- The Washington Times - Wednesday, June 11, 2003


The military is investigating whether U.S. troops were responsible for the death of an Iraqi prisoner of war, officials said yesterday.

The criminal investigation is the first involving the death of a prisoner in U.S. custody in Iraq. The British are investigating both the deaths of two Iraqis who were under British control and accusations of beatings and torture of prisoners by British troops.

U.S. authorities found the corpse of a 52-year-old prisoner Friday at a camp run by the 1st Marine Division near Nasiriyah, officials said. The man had been held at the camp in southern Iraq since his capture May 3, U.S. Central Command said in a statement.

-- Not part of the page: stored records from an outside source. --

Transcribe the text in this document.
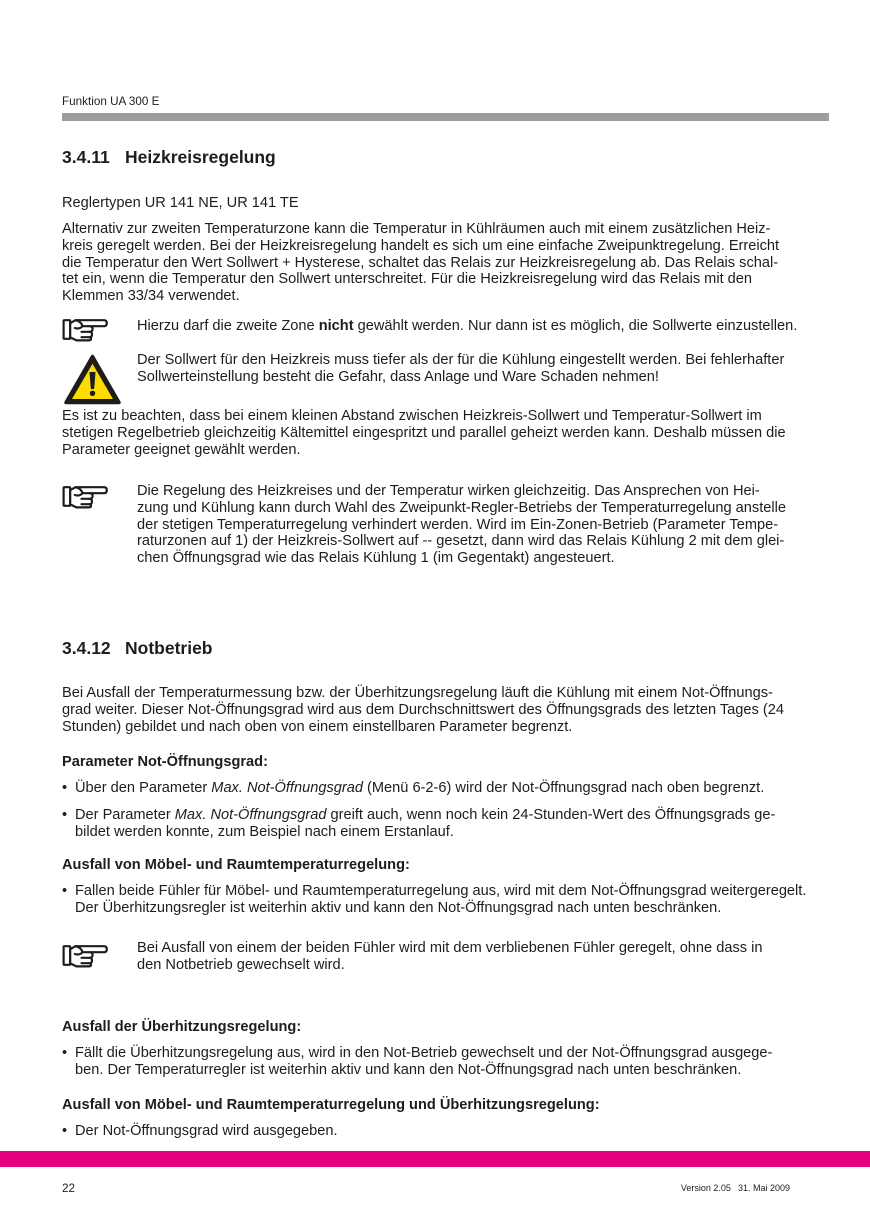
Funktion UA 300 E
3.4.11 Heizkreisregelung

Reglertypen UR 141 NE, UR 141 TE

Alternativ zur zweiten Temperaturzone kann die Temperatur in Kühlräumen auch mit einem zusätzlichen Heiz-
kreis geregelt werden. Bei der Heizkreisregelung handelt es sich um eine einfache Zweipunktregelung. Erreicht
die Temperatur den Wert Sollwert + Hysterese, schaltet das Relais zur Heizkreisregelung ab. Das Relais schal-
tet ein, wenn die Temperatur den Sollwert unterschreitet. Für die Heizkreisregelung wird das Relais mit den
Klemmen 33/34 verwendet.

Hierzu darf die zweite Zone nicht gewählt werden. Nur dann ist es möglich, die Sollwerte einzustellen.

Der Sollwert für den Heizkreis muss tiefer als der für die Kühlung eingestellt werden. Bei fehlerhafter
Sollwerteinstellung besteht die Gefahr, dass Anlage und Ware Schaden nehmen!

Es ist zu beachten, dass bei einem kleinen Abstand zwischen Heizkreis-Sollwert und Temperatur-Sollwert im
stetigen Regelbetrieb gleichzeitig Kältemittel eingespritzt und parallel geheizt werden kann. Deshalb müssen die
Parameter geeignet gewählt werden.

Die Regelung des Heizkreises und der Temperatur wirken gleichzeitig. Das Ansprechen von Hei-
zung und Kühlung kann durch Wahl des Zweipunkt-Regler-Betriebs der Temperaturregelung anstelle
der stetigen Temperaturregelung verhindert werden. Wird im Ein-Zonen-Betrieb (Parameter Tempe-
raturzonen auf 1) der Heizkreis-Sollwert auf -- gesetzt, dann wird das Relais Kühlung 2 mit dem glei-
chen Öffnungsgrad wie das Relais Kühlung 1 (im Gegentakt) angesteuert.

3.4.12 Notbetrieb

Bei Ausfall der Temperaturmessung bzw. der Überhitzungsregelung läuft die Kühlung mit einem Not-Öffnungs-
grad weiter. Dieser Not-Öffnungsgrad wird aus dem Durchschnittswert des Öffnungsgrads des letzten Tages (24
Stunden) gebildet und nach oben von einem einstellbaren Parameter begrenzt.

Parameter Not-Öffnungsgrad:

• Über den Parameter Max. Not-Öffnungsgrad (Menü 6-2-6) wird der Not-Öffnungsgrad nach oben begrenzt.
• Der Parameter Max. Not-Öffnungsgrad greift auch, wenn noch kein 24-Stunden-Wert des Öffnungsgrads ge-
bildet werden konnte, zum Beispiel nach einem Erstanlauf.

Ausfall von Möbel- und Raumtemperaturregelung:

• Fallen beide Fühler für Möbel- und Raumtemperaturregelung aus, wird mit dem Not-Öffnungsgrad weitergeregelt.
Der Überhitzungsregler ist weiterhin aktiv und kann den Not-Öffnungsgrad nach unten beschränken.

Bei Ausfall von einem der beiden Fühler wird mit dem verbliebenen Fühler geregelt, ohne dass in
den Notbetrieb gewechselt wird.

Ausfall der Überhitzungsregelung:

• Fällt die Überhitzungsregelung aus, wird in den Not-Betrieb gewechselt und der Not-Öffnungsgrad ausgege-
ben. Der Temperaturregler ist weiterhin aktiv und kann den Not-Öffnungsgrad nach unten beschränken.

Ausfall von Möbel- und Raumtemperaturregelung und Überhitzungsregelung:

• Der Not-Öffnungsgrad wird ausgegeben.
22	Version 2.05 31. Mai 2009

Officials said the prisoner was not one of the 55 Iraqis most wanted by the Americans. More than half of the former Iraqi officials on that list have been captured and are being interrogated by American forces.

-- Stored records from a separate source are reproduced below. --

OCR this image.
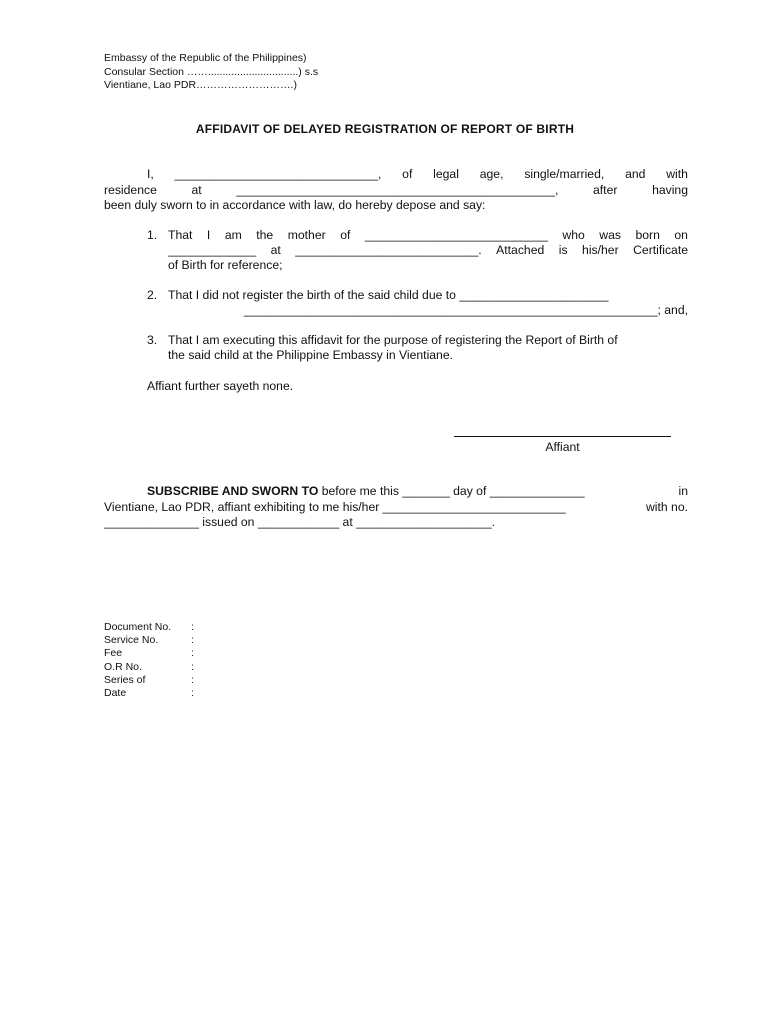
Embassy of the Republic of the Philippines)
Consular Section ……...............................) s.s
Vientiane, Lao PDR……………………….)
AFFIDAVIT OF DELAYED REGISTRATION OF REPORT OF BIRTH
I, ______________________________, of legal age, single/married, and with
residence	at	_______________________________________________,	after	having
been duly sworn to in accordance with law, do hereby depose and say:
1. That I am the mother of ___________________________ who was born on
_____________ at ___________________________. Attached is his/her Certificate
of Birth for reference;
2. That I did not register the birth of the said child due to ______________________
_____________________________________________________________; and,
3. That I am executing this affidavit for the purpose of registering the Report of Birth of
the said child at the Philippine Embassy in Vientiane.
Affiant further sayeth none.
Affiant
SUBSCRIBE AND SWORN TO before me this _______ day of ______________	in
Vientiane, Lao PDR, affiant exhibiting to me his/her ___________________________	with no.
______________ issued on ____________ at ____________________.
Document No.	:
Service No.	:
Fee	:
O.R No.	:
Series of	:
Date	:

The Naval Criminal Investigative Service is investigating the death, suggesting there is evidence the prisoner was killed.

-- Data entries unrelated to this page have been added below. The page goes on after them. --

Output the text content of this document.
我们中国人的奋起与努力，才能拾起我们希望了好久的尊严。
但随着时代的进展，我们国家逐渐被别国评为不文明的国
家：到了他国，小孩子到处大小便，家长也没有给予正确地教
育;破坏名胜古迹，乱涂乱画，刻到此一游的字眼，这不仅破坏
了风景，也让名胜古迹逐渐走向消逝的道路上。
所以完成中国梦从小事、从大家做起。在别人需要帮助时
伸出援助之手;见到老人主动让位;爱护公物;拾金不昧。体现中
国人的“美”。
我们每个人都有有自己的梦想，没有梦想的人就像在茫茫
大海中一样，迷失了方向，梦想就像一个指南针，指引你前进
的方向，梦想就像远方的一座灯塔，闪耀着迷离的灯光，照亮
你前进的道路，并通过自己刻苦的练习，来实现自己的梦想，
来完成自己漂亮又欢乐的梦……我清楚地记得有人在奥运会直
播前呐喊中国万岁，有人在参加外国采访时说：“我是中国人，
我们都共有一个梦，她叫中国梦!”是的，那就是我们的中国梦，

Military officials would not say how the prisoner died. They refused to identify him or say whether he had been cooperating with American authorities. Officials also did not say whether the prisoner could have been attacked by other prisoners at the camp.

Killing POWs is a violation of the Geneva Conventions and other international law — as well as the United States’ Uniform Code of Military Justice. Any findings of criminal wrongdoing in the Iraqi prisoner’s death could result in court-martial proceedings against those involved.

Pentagon war-crimes investigators are looking into whether Iraqis executed American troops after taking them prisoner during fierce fighting in Nasiriyah in late March.

American forces are holding more than 2,000 of the thousands of Iraqis captured during and after the U.S.-led war to topple dictator Saddam Hussein. Hundreds of other Iraqis have been released.

The Pentagon also is investigating the December deaths of two prisoners at a U.S. military base in Afghanistan. Military coroners ruled the two deaths were homicides, finding that both men had been beaten and one had a blood clot in his lungs.